E. Enforcement. The City Engineer, or the designee thereof or enforcement inspector or official, is authorized to enforce the regulations of this section through the following process or procedure:

1. Notice to Correct Violation. Whenever the code enforcement official or other authorized enforcement official, or his/her designee, determines that a violation of this section is occurring or has occurred, a written notice may be issued to correct the violation, with such notice being posted upon the property or delivered to the property owner(s) and/or tenant(s) and/or to any person(s) causing or allowing or participating in the violation.

2. Service of Notice. Such notice shall be served by posting the property, personally serving a copy of the notice upon a party responsible for the property, or by certified mail to the property owner or taxpayer of record for the property.

3. Notices pursuant to this section shall be in writing, shall state the specific violation to be remedied, the location of the violation, and the property owner and/or persons responsible for the property.

4. The code enforcement officer or inspecting official shall require the violation to be corrected within one to 15 working days from the issuance of the notice to correct. The length of time to correct shall be determined, in the sole discretion of the code enforcement official or other authorized enforcement official, or his/her designee, by the scope of violation, the history of prior violations by the same persons and/or at the same location and method needed to correct violation. All violations, in any event, shall be corrected expediently.

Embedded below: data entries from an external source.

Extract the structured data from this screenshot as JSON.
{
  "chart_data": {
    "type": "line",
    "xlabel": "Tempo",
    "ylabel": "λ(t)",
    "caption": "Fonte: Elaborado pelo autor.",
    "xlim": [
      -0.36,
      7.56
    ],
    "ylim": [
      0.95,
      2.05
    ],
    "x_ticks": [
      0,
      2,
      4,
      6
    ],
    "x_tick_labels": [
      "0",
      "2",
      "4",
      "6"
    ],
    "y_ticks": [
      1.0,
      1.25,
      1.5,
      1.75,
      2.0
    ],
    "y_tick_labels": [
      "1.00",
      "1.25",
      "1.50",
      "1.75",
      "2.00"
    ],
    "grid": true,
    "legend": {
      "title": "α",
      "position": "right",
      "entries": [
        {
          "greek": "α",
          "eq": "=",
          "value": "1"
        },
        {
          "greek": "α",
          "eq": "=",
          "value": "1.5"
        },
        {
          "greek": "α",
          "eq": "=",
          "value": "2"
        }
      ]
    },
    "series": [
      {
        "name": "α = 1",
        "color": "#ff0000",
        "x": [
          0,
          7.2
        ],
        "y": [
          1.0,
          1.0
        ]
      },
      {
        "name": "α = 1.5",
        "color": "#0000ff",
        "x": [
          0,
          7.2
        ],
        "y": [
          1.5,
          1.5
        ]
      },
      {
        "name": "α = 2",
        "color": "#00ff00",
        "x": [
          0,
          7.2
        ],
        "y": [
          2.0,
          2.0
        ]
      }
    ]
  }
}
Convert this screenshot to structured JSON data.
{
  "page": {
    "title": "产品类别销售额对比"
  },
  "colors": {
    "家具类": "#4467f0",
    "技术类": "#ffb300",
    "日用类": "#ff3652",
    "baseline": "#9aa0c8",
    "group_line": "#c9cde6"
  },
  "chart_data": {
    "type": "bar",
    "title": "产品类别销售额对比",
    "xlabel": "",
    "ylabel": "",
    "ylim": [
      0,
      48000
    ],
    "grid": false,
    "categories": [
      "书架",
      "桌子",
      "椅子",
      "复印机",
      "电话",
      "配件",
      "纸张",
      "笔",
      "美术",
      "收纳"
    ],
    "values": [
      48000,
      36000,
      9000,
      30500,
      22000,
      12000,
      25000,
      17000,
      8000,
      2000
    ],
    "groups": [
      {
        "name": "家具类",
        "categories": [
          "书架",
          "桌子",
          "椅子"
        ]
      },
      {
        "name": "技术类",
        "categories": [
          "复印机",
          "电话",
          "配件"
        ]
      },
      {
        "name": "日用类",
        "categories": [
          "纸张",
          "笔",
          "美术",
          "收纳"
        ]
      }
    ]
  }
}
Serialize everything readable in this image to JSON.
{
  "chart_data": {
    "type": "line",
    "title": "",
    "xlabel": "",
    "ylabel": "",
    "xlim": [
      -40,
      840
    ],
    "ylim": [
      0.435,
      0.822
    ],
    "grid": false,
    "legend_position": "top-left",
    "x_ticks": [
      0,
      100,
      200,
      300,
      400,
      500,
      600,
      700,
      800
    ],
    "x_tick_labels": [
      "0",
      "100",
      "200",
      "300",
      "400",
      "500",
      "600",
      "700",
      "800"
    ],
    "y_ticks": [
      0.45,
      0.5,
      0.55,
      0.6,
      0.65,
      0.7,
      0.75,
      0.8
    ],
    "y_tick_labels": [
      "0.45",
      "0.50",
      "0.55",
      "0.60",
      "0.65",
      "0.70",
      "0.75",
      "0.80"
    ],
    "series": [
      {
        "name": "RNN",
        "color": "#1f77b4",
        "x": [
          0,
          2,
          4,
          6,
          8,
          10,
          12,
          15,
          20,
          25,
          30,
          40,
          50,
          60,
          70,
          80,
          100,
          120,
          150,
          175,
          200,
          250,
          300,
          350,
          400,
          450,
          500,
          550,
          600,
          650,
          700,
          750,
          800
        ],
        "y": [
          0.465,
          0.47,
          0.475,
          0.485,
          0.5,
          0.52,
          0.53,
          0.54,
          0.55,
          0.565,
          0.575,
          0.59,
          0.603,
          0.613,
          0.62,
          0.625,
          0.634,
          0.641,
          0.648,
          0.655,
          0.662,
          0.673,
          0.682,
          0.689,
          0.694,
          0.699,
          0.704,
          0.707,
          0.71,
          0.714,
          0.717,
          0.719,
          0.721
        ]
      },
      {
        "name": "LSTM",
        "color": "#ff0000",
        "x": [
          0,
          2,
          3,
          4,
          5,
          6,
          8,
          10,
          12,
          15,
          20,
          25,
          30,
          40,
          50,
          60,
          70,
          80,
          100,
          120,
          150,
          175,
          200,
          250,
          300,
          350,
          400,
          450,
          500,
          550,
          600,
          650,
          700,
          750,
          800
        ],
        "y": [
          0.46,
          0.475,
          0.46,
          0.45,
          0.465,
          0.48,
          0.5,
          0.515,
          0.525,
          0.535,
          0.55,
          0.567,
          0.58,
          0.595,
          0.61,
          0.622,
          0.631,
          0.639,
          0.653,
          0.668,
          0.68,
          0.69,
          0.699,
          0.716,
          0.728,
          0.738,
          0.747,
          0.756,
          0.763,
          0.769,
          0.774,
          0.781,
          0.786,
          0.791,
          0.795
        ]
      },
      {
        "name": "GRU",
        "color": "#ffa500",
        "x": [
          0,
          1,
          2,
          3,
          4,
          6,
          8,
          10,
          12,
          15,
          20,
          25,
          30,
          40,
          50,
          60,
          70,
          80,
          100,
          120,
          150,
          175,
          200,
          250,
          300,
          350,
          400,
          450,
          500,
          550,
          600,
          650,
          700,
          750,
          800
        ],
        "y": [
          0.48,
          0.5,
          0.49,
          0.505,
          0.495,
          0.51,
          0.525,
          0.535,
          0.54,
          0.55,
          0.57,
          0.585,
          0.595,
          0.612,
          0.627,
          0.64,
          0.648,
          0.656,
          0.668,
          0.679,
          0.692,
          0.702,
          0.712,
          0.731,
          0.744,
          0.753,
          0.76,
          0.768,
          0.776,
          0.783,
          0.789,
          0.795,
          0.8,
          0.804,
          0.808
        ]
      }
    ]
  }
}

5. Failure to remedy a violation of this section after proper service of a notice to correct is a misdemeanor crime, punishable by up to 90 days in jail, a $1,000 fine or any combination thereof.

6. Public Nuisance. Violations of this section are public nuisances and may be abated by the City. LMC 12A.02.050, Public Nuisance. (Ord. 648 § 6, 2016; Ord. 583 § 9, 2014; Ord. 501 § 3 (part), 2009.)